Albini was brought in at Kurt’s suggestion in 1993, as he had thought Nevermind was far too polished and wanted the raw, clear, powerful, loud sounds Albini had become known for capturing, including his work with the Pixies. From a letter Albini wrote to Nirvana shortly after they initially reached out:
“I think the very best thing you could do at this point is exactly what you are talking about doing: bang a record out in a couple of days, with high quality but minimal ‘production’ and no interference from the front office bulletheads. If that is indeed what you want to do, I would love to be involved.

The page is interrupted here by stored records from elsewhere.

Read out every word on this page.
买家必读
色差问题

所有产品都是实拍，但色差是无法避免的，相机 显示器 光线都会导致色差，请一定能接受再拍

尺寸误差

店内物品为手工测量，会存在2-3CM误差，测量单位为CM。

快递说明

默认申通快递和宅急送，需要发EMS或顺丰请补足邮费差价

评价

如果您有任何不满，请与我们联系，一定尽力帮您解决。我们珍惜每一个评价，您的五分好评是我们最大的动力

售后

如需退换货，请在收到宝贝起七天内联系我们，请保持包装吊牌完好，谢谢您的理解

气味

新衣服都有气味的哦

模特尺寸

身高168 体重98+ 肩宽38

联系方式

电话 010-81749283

I consider the band the most important thing, as the creative entity that spawned both the band's personality and style and as the social entity that exists 24 hours out of each day. I do not consider it my place to tell you what to do or how to play. I'm quite willing to let my opinions be heard (if I think the band is making beautiful progress or a heaving mistake, I consider it part of my job to tell them) but if the band decides to pursue something, I'll see that it gets done.
I like to leave room for accidents or chaos. Making a seamless record, where every note and syllable is in place and every bass drum is identical, is no trick. Any idiot with the patience and the budget to allow such foolishness can do it. I prefer to work on records that aspire to greater things, like originality, personality and enthusiasm. If every element of the music and dynamics of a band is controlled by click tracks, computers, automated mixes, gates, samplers and sequencers, then the record may not be incompetent, but it certainly won't be exceptional. It will also bear very little relationship to the live band, which is what all this hooey is supposed to be about.”
Also love how he talks about getting paid “like a plumber,” eschewing royalties. Albini was also recently on Life of the Record, discussing the Pixies’ debut album, Surfer Rosa. No Kim Deal or Frank Black, but the rest of the band and Albini offer a lot of interesting tidbits. I never noticed how much “Something Against You” sounded like Iggy’s “The Passenger,” the little nod to Prince’s “Kiss” (which was a new hit at the time) on “Bone Machine,” or that Kim Deal sounds like she’s smiling when she sings (she does!). If I were you, I’d give the podcast a listen.
But maybe listen to Surfer Rosa and In Utero after.
✌️Thanks for reading. Have a great rest of your day, week, and remember to Keep the Hoping Machine running.